Estudantes marcam presença em Conselho de Representantes e fortalecem a luta do Sintep-MT


A vivência contribuiu para que as alunas pudessem conhecer o trabalho de luta coletiva do sindicato, e compreender o cenário por trás da realidade dentro da escola.

Publicado: 28/05/2026 15:45 | Última modificação: 28/05/2026 15:45

Escrito por: Lina Obaid

Sintep-MT/Francisco Alves
À esquerda, professora Cleonice, junto das estudantes de Nortelândia que acompanharam os movimentos do Sintep-MT de perto.

Um projeto criado pela subsede do Sindicato dos Trabalhadores no Ensino Público de Mato Grosso (Sintep-MT) em Nortelândia - que integra estudantes da rede pública à realidade de luta dos profissionais, levou três estudantes para participar do Conselho de Representantes da entidade e do ato unificado nesta semana.

A presidenta da subsede do Sintep-MT em Nortelândia, Cleonice Maria Gomes, explica que o projeto surgiu da necessidade que os estudantes da rede pública compreendam mais de perto a realidade de professores e funcionários e construam um pensamento crítico com relação ao panorama da educação pública no estado, no qual eles também estão incluídos e são tão prejudicados quanto nós trabalhadores.

“É preciso que eles compreendam o lado da angústia, daquilo que a gente busca, o porquê que a gente vem aqui, o porquê que a gente briga, paralisa, o porquê fazemos greve e todo o cenário político por trás dos atos e movimentos de luta e resistência dos profissionais da educação, por meio do Sindicato”, explicou a dirigente.

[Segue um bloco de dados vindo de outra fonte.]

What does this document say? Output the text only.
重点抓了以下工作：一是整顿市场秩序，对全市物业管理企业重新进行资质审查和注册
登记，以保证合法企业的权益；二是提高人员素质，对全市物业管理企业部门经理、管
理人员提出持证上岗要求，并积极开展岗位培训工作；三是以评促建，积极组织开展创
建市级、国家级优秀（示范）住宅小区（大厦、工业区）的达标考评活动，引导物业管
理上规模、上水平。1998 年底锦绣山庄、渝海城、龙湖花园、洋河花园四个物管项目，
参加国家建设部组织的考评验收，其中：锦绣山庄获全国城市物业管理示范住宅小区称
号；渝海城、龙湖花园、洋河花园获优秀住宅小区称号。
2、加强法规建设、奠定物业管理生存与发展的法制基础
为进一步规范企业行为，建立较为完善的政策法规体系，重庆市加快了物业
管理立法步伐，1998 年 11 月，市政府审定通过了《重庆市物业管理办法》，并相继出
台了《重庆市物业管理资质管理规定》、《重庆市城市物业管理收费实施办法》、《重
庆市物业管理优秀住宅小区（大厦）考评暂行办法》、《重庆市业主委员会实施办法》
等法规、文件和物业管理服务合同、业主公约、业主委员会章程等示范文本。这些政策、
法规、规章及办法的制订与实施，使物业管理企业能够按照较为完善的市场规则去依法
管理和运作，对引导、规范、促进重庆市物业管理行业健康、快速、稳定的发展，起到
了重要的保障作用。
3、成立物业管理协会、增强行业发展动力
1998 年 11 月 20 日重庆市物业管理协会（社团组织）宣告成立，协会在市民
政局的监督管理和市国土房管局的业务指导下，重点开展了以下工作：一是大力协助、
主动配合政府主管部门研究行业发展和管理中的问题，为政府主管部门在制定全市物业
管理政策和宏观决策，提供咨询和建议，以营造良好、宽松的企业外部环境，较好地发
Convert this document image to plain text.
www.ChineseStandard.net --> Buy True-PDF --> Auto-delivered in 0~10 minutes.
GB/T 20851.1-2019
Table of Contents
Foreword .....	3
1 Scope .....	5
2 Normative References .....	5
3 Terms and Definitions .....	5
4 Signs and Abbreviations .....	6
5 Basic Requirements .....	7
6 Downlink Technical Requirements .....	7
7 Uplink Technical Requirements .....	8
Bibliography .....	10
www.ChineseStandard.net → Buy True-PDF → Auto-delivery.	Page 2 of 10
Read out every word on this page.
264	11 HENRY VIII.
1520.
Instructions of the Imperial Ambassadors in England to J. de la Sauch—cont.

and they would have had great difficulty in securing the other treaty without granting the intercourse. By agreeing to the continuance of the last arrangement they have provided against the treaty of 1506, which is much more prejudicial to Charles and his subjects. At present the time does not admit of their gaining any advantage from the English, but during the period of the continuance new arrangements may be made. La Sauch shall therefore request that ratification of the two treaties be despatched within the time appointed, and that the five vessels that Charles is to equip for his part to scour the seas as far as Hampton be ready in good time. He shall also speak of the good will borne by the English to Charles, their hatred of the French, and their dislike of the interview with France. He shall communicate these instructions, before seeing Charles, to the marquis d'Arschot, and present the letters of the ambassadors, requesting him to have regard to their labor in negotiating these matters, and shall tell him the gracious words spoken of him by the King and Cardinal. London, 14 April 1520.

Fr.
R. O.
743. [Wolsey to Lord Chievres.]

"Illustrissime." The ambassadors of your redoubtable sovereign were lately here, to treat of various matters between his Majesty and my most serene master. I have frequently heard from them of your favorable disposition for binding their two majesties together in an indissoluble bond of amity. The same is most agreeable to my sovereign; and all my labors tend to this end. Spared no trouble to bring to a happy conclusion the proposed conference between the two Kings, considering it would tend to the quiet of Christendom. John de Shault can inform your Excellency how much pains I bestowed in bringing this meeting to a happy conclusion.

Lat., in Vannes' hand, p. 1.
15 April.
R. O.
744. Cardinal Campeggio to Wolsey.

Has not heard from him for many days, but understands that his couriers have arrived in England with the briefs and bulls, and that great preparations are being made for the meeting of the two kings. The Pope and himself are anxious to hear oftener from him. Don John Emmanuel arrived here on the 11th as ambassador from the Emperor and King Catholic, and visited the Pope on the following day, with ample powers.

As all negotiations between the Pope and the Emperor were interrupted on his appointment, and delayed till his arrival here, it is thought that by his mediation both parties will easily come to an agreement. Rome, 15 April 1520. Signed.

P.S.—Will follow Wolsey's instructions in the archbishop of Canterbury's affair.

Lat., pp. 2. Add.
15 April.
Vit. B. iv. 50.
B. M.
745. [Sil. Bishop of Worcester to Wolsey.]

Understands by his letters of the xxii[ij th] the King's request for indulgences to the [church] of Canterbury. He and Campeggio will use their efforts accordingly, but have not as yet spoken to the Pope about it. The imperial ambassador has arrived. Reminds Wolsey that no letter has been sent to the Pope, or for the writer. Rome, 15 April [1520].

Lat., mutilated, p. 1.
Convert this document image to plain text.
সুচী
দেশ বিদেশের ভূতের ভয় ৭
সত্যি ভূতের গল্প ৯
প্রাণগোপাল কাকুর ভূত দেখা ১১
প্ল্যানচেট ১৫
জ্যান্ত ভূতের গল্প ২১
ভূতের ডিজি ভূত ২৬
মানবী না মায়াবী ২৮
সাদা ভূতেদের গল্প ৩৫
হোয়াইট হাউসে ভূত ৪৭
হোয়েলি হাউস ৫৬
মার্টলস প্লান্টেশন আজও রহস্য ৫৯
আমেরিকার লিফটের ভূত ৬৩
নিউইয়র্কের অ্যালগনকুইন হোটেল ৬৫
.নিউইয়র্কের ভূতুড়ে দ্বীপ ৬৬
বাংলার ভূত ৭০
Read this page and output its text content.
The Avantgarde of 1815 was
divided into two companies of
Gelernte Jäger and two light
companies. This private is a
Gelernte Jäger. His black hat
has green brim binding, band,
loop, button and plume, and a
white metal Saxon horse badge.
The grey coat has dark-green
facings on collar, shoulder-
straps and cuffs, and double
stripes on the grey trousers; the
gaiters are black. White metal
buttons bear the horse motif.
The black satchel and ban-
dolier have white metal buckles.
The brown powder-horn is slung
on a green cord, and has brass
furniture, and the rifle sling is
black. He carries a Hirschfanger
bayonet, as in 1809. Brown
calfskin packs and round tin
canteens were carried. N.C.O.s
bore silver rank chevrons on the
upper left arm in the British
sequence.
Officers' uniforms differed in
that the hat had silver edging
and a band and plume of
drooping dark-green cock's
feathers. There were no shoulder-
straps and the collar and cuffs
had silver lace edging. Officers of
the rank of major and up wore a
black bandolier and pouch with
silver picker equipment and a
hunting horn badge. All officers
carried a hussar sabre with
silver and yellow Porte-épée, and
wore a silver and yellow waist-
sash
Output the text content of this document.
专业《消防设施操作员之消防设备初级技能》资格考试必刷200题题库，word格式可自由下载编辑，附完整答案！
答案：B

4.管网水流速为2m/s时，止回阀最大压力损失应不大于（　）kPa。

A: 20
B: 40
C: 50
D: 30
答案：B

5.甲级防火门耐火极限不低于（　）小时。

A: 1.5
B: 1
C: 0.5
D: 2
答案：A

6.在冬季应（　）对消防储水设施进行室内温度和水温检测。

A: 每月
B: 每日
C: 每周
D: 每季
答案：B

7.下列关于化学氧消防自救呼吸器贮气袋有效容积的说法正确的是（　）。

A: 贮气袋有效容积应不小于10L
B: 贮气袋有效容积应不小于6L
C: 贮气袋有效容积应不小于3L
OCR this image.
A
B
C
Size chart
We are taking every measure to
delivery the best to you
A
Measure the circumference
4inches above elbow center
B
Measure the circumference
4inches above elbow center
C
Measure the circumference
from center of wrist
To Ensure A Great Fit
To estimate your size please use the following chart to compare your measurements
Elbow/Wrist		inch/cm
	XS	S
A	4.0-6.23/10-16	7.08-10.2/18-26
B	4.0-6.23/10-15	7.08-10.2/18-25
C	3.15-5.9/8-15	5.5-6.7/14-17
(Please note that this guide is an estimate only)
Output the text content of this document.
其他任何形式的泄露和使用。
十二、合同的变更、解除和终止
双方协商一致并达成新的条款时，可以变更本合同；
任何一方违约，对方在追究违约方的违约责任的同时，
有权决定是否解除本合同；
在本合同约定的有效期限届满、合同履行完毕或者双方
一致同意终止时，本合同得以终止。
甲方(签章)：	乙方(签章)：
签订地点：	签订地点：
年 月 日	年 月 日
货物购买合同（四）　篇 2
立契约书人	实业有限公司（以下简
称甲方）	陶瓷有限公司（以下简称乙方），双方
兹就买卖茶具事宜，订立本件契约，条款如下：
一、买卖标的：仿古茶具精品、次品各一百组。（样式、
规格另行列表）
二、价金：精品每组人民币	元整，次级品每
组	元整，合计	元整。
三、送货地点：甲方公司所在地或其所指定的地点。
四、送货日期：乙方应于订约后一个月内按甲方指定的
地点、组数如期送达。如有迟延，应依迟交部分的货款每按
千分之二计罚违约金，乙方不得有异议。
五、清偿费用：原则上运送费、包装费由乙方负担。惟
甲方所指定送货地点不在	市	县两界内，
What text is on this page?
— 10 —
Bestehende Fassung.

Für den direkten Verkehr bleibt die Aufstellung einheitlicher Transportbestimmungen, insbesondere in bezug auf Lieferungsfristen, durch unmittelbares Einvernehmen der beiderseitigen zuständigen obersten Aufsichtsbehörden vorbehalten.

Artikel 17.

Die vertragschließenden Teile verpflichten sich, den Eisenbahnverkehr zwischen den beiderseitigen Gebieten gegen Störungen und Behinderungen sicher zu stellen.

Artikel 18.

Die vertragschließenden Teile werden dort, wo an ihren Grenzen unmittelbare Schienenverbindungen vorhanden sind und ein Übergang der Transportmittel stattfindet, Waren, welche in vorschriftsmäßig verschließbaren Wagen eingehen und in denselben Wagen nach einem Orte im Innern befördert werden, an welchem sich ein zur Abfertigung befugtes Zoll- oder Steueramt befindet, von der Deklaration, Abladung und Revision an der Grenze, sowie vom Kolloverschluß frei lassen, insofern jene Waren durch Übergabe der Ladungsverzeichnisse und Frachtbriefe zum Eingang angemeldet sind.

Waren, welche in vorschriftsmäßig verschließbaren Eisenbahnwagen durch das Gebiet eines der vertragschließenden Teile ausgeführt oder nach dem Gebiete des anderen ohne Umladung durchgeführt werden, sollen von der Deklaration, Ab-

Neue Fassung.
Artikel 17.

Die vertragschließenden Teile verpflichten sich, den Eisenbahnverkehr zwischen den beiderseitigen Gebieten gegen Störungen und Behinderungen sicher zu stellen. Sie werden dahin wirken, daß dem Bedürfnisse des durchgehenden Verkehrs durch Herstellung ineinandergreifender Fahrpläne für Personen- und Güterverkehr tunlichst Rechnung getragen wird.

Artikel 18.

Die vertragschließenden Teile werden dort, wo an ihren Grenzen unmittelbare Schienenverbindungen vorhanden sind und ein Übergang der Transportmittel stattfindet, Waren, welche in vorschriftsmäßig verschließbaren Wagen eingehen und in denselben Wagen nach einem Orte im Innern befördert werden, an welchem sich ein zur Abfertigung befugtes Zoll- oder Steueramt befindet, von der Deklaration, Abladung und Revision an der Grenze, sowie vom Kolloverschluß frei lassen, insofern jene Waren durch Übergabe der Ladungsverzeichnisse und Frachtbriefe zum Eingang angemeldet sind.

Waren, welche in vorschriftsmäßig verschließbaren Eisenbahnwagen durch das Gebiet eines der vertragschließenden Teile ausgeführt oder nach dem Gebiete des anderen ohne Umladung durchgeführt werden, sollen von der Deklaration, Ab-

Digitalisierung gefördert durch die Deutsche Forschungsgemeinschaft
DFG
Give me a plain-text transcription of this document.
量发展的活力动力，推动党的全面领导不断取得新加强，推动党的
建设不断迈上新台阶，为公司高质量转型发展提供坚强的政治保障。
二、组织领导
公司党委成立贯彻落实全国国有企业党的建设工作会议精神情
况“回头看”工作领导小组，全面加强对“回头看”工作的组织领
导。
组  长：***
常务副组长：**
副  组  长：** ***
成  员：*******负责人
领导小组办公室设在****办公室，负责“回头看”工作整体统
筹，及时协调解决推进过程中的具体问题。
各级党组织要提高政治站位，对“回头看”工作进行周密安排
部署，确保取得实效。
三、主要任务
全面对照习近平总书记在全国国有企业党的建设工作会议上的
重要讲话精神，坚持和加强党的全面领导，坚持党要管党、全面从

Ana Júlia Jesus Martins, de 17 anos, explica que acompanhar o Conselho de Representantes – pela primeira vez – despertou nela o senso de pertencimento junto aos professores e funcionários da escola.

“Eu decidi participar desse movimento [o Conselho] porque tive o discernimento de que é um movimento muito especial e importante par todos que trabalham na escola. É de suma importância esse tipo de evento, onde se discutem as pautas importantes para a educação, porque se os professores, que são servidores ficarem calados e não correrem atrás de seus direitos, vai continuar a mesma coisa, o governador não vai fazer nada, não vai agregar, não vai solucionar os problemas que eles estão enfrentando diariamente”, destacou.

Ao centro da imagem, as 3 estudantes, atentas à dinâmica da direção do Sintep-MT, durante o Conselho de Representantes. 

A percepção da realidade do chão da escola e as pressões do governo também são percebidas quando a estudante cita o Grêmio Estudantil como mais uma extensão do governo, comandada pela Seduc. “Dentro da escola o Grêmio não tem poder nenhum. Pode falar, pode ter reunião de Grêmio com o Estado todo, mas se eles não dão autonomia nem para o aluno, imagine para o professor falar”.

Já a Mariana Kélvia do Nascimento da Silva, levantou a consciência sobre a pauta da militarização escolar, onde expressa sua indignação.

“Eu já estudei numa escola militar, e hoje que estou em escola comum percebo que não existe diferença entre os dois modelos. Então, acho E acho esta inclusão dos militares nas escolas muito injusta [com os educadores], porque a única coisa que eles [militares] fazem na escola é se apresentar para os professores e cuidar do pátio. E ganham bem mais do que o professor, que estudou e se preparou pra lecionar”, enfatizou.

Outro ponto importante levantado pela estudante é sobre o adoecimento de docentes e demais profissionais.

“A minha mãe é professora e eu vi ela ficar doente, com complicações na cabeça, dando aula no estado e no município, então eu sei exatamente como os professores da rede pública sofrem diante das pressões e condições indignas de trabalho que o governo impõe”, explicou.
O apostilamento e excesso de conteúdos ‘paralelos’ à grade curricular também são percebidos nitidamente no ambi3ente escolar, conforme explica a estudante Rainara Paulina Rotalima Marques.

“Nós estamos ficando sobrecarregados também de tanta plataforma, às vezes eles [Seduc] mandam um monte de conteúdo e a gente não consegue acompanhar, porque demora até a gente entender, e infelizmente, o professor tem que seguir isso que não agrega em nada, pelo contrário, é tanta coisa a gente fazer, para a gente fazer que não conseguimos nem estudar para provas mais, e principalmente pro Enem que é uma prova importante pra nós do ensino médio”, pontuou.